Collaborators: Dr. Mikel Zabala, Dr. Bernat Hereu and Dr. Christine Linares – University of Barcelona
In the Mediterranean Sea, overfishing has driven Mediterranean grouper stocks below sustainable levels and has even eliminated them from much of their range. The Medes Islands Marine Reserve was established in the early 1990s near L’Estartit, Spain, in order to provide refuge for some of the last remaining Mediterranean groupers. Researchers from the University of Barcelona and the Fisheries & Conservation Biology Lab at MLML have been studying population trends and movements of Mediterranean groupers, seabreams, and other fished species in the Medes Islands Marine Reserve in order to determine if the marine reserve has been successful in increasing populations of fished species.
Using SCUBA techniques, we caught about 20 Mediterranean groupers underwater, by hand feeding baited hooks to selected male and female groupers. Once fish were caught, we brought them by hand to the surface, anesthetized them, and surgically implanted sonic transmitters in their peritoneal cavities. We then placed receivers around the marine reserve to determine site fidelity and movements of individual fish. We have also tagged two other species of commercially important fishes in the Medes Islands.

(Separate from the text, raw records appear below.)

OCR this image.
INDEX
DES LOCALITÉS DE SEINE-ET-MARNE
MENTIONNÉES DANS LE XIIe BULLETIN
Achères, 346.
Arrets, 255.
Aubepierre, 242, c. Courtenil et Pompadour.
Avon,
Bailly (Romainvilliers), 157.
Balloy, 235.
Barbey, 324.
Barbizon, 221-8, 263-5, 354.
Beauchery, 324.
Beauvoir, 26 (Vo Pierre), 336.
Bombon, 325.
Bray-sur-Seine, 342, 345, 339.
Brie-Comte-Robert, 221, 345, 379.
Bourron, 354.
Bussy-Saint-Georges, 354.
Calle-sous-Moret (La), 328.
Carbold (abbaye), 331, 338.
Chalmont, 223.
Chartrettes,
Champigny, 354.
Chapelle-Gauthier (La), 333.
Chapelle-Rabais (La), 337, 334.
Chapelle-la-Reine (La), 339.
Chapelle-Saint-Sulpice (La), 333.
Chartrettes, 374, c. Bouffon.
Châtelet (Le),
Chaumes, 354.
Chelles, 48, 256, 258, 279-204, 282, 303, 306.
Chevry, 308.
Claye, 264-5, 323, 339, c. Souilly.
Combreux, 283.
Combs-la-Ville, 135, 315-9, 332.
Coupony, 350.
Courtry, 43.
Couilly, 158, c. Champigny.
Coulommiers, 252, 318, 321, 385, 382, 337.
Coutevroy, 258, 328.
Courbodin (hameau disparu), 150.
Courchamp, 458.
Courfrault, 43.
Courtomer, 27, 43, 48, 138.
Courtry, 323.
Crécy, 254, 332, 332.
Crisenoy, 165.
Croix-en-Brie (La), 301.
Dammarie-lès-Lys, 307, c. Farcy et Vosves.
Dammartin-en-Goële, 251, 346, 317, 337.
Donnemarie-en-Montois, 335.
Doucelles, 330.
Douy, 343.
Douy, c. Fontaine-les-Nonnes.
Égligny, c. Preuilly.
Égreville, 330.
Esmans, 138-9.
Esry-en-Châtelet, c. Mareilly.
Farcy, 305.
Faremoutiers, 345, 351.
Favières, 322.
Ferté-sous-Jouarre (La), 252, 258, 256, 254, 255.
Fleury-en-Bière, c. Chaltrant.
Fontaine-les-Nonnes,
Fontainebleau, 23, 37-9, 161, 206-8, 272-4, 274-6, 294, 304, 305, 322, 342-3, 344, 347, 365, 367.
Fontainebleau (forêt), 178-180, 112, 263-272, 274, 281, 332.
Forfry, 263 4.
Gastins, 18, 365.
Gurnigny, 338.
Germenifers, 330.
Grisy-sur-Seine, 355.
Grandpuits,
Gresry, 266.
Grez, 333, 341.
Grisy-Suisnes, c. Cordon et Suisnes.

In the first year of the project, we documented that Mediterranean groupers did not leave the marine reserve. Thus, the increase in numbers of groupers seen at the reserve is due to increased productivity in the reserve, and not migration. Our work has changed the understanding of the value of the Medes Island Marine Reserve for conserving populations of Mediterranean groupers. Resource managers now know that there is not a large migration through the reserve, but that the reserve is working to increase grouper numbers. This will change the perspective on the value of marine reserves around the world.